4 guns seized after Chattanooga shooting, official says

Investigators seized four guns after Mohammad Youssuf Abdulazeez killed four Marines and wounded three other people at military offices in Chattanooga, a law enforcement official said.

Abdulazeez had a handgun and two long guns in his possession when police in the Tennessee city killed him Thursday, and another rifle was seized when police searched his home, the official said.

The 24-year-old engineering graduate wore a a “load-bearing vest” that allowed him to carry extra ammunition, said Ed Reinhold, special agent in charge of the regional FBI office.

It does not appear that the weapons were purchased recently, the law enforcement official said. Reinhold said earlier Friday that “some of the weapons were purchased legally and some of them may not have been.”

Abdulazeez attacked a military recruiting station in a shopping plaza and a Naval reserve office seven miles away, killing four Marines and wounding a Chattanooga police officer, a Marine recruiter and a Navy sailor.

Authorities are working to figure out why Abdulazeez — an accomplished student, well-liked peer, mixed martial arts fighter and devout Muslim — went on the killing spree.

U.S. Attorney Bill Killian said the shootings are being investigated as an “act of domestic terrorism,” but he noted the incident has not yet been classified as terrorism.

Reinhold said there is nothing to connect the attacker to ISIS or other international terror groups.
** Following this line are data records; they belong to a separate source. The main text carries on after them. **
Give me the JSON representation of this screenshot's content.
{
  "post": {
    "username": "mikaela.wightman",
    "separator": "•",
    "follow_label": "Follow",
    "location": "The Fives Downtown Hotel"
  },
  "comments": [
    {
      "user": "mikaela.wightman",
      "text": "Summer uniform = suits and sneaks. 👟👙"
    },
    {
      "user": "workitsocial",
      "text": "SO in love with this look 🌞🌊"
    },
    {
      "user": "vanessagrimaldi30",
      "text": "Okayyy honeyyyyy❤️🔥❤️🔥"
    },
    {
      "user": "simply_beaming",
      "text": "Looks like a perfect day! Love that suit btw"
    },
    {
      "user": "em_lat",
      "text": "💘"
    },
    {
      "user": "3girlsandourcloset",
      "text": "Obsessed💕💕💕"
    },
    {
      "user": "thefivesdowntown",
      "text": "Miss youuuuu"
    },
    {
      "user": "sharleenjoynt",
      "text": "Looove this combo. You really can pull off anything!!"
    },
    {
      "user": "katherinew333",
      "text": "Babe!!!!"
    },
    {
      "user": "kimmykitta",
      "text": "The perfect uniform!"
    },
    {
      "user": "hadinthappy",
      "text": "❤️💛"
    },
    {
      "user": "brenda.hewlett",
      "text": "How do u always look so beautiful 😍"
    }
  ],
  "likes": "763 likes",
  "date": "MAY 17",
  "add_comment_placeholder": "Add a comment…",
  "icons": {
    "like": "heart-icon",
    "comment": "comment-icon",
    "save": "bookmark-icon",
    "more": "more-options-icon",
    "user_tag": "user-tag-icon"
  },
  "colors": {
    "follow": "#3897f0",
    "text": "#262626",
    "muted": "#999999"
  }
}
Abdulazeez was not on any U.S. databases of suspected terrorists.

He was not known to have trouble with the law except for a DUI arrest in April. He apparently was not active on social media — one of the common ways police investigate terrorism.
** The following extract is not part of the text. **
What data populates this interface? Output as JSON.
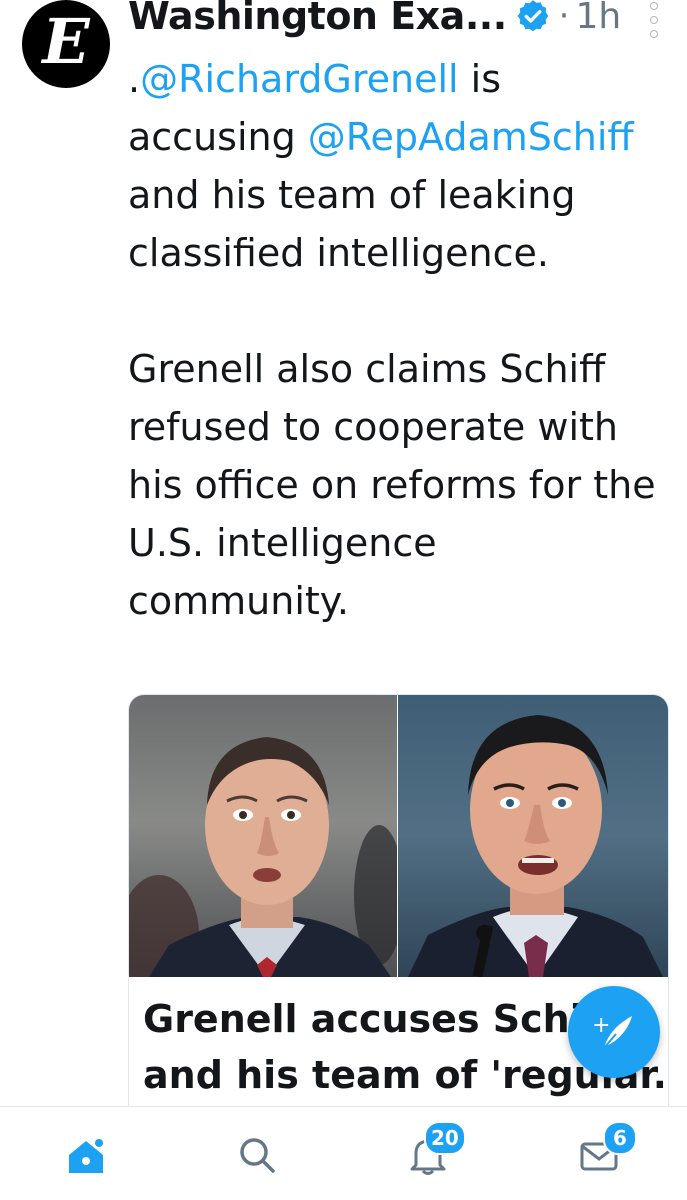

The father of Abdulazeez was investigated — and cleared, twice — as part of an FBI investigation into terrorism financing, law enforcement officials said.

Officials stressed that Abdulazeez’ father was one of many people investigated for their funding of overseas charities, especially after the September 11, 2001, terrorist attacks. Most of them were never charged with a crime.
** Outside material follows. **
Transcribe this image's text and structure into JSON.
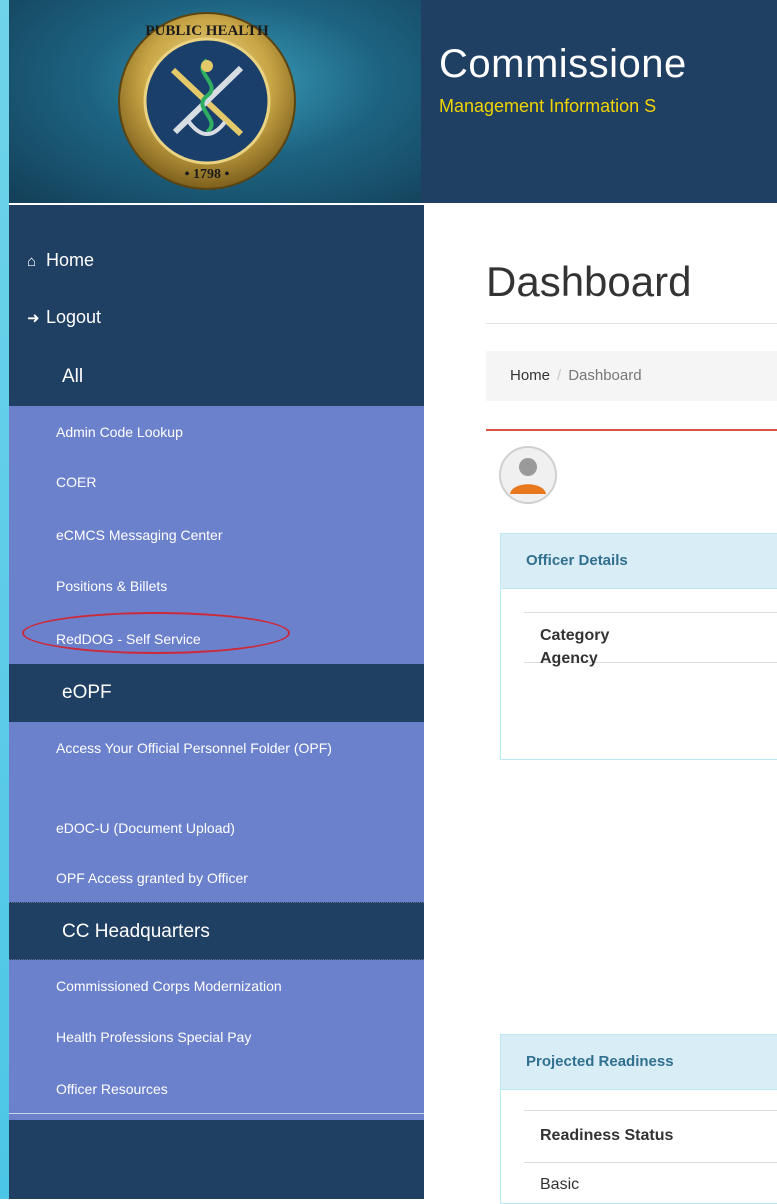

The president of the Islamic Society of Greater Chattanooga told CNN affiliate WDEF that Abdulazeez’ father called him after the shooting.

“He was in the dark on what his son has done, he’s very devastated,” Bassam Issa said. The father “actually apologized for what his son did to the community at large and to the Muslim community and I told him we all feel distraught, we all feel shocked.”

‘Something happened over there’

Abdulazeez was a devout Muslim but didn’t appear to be radical, according to some who knew him. He was born in Kuwait but became a naturalized American citizen.

Jordanian sources said Abdulazeez had been in Jordan as recently as 2014 visiting an uncle. He had also visited Kuwait and Jordan in 2010, Kuwait’s Interior Ministry said.

A longtime friend said Abdulazeez changed after spending time in the Middle East and “distanced himself” for the first few months after returning to Tennessee.

“Something happened over there,” Abdulrazzak Brizada told CNN, saying, “he never became close to me like he was before he went overseas… I’m sure he had something that happened to him overseas.”

Witness: ‘It was insane’

Gina Mule witnessed one of the shootings as she opened up her restaurant in a small plaza along Chattanooga’s Lee Highway. She said she heard a “pow, pow, pow!”

“He never got out of the car. He had a big, huge, high-powered rifle, and he was unloading shots right into the recruiters,” she said, referring to the offices of an armed forces recruiting center. “There had to be 20 to 30 shots.”

Watching from a nearby hair salon, April Grimmett saw a man ducking between cars.

“Shortly after that, we heard the (shots). It was very loud and very fast,” she said. “It was insane.”

Over the next half-hour, Abdulazeez, a graduate of the University of Tennessee at Chattanooga, drove his rental car to a Navy operational support center 7 miles away, a law enforcement official said.

Chattanooga police Chief Fred Fletcher told CNN that police followed and engaged Abdulazeez somewhere on the road after that, then again at the second site. He said authorities are still trying to determine whether police saw him ram the gates of the center, get into the facility and shoot and kill the four Marines.

He kept police at bay for some time before being killed.

A senior Defense official told CNN several of the Marines in the recruiting center were combat veterans.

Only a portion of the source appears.